The world keeps changing and web designers and developers are always needing to adapt. Mobile websites are pushing web designers to re-think how their work is displayed across various devices. Responsive web design makes your site look great whether you’re looking at it on an iPhone, your iPad mini or a 40-inch desktop.

The most responsive websites use fluid grids, flexible images and CSS styling to alter the site’s design and render it according to the width of the browser. Knowing your audience and what device they’re using to view your website is important information to develop a website properly. For designers, the ultimate goal should be to design across different devices and platforms, but knowing which one comes first makes the design process different for each site.

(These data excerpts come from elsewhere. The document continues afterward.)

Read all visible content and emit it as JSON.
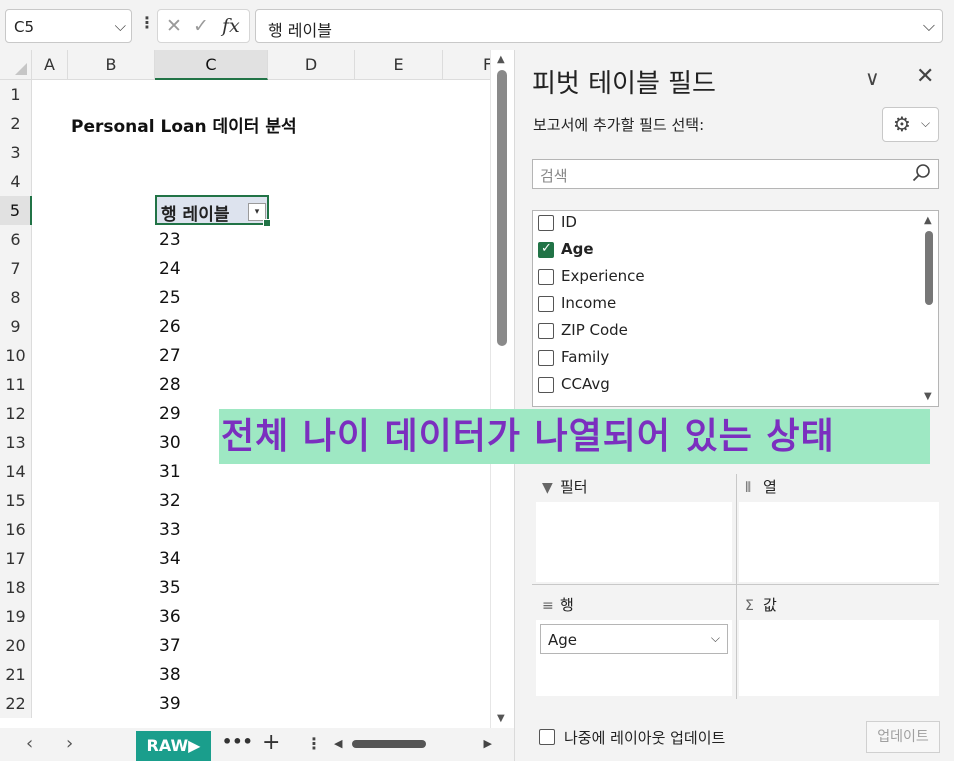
{
  "formula_bar": {
    "name_box": "C5",
    "formula": "행 레이블"
  },
  "sheet": {
    "columns": [
      "A",
      "B",
      "C",
      "D",
      "E",
      "F"
    ],
    "rows": [
      "1",
      "2",
      "3",
      "4",
      "5",
      "6",
      "7",
      "8",
      "9",
      "10",
      "11",
      "12",
      "13",
      "14",
      "15",
      "16",
      "17",
      "18",
      "19",
      "20",
      "21",
      "22"
    ],
    "title": "Personal Loan 데이터 분석",
    "pivot_header": "행 레이블",
    "ages": [
      "23",
      "24",
      "25",
      "26",
      "27",
      "28",
      "29",
      "30",
      "31",
      "32",
      "33",
      "34",
      "35",
      "36",
      "37",
      "38",
      "39"
    ]
  },
  "sheet_bar": {
    "tab_label": "RAW▶",
    "more": "•••",
    "add": "+"
  },
  "pivot_panel": {
    "title": "피벗 테이블 필드",
    "subtitle": "보고서에 추가할 필드 선택:",
    "search_placeholder": "검색",
    "fields": [
      {
        "label": "ID",
        "checked": false
      },
      {
        "label": "Age",
        "checked": true
      },
      {
        "label": "Experience",
        "checked": false
      },
      {
        "label": "Income",
        "checked": false
      },
      {
        "label": "ZIP Code",
        "checked": false
      },
      {
        "label": "Family",
        "checked": false
      },
      {
        "label": "CCAvg",
        "checked": false
      }
    ],
    "areas": {
      "filters": "필터",
      "columns": "열",
      "rows": "행",
      "values": "값"
    },
    "row_field": "Age",
    "defer_label": "나중에 레이아웃 업데이트",
    "update_button": "업데이트"
  },
  "annotation": "전체 나이 데이터가 나열되어 있는 상태",
  "colors": {
    "accent": "#217346",
    "sheet_tab": "#1a9e8c",
    "annotation_bg": "#9ee8c3",
    "annotation_text": "#7b2fbf"
  }
}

It gets even more complicated when you have to design across web browsers. Each major web browser has its own mobile version and renders sites differently. PLUS, not everyone keeps their browsers up-to-date so you have to develop for older versions, too. Yuck!

I develop for 3 sizes (desktop, tablet, phone). There is no “standard website size,” but these 3 will cover most situations:

  • Small: under 600px. This is how content will look on most phones.
  • Medium: 600px – 900px. This is how content will look on most tablets, some large phones, and small netbook-type computers.
  • Large: over 900px. This is how content will look on most personal computers.

I design sites around your content and how the layout and elements will work on desktop vs how they are adapted on mobile. I sometimes remove visuals on the phone because people read and consume the information differently. One of my recent clients knew that their main web demographic was mobile so we made sure that information was scaled back to one page on mobile devices and graphics were paired down to the minimum.

Responsive design is a universal challenge for designers and developers and the best answer is to just open your eyes and look at your site on all the platforms.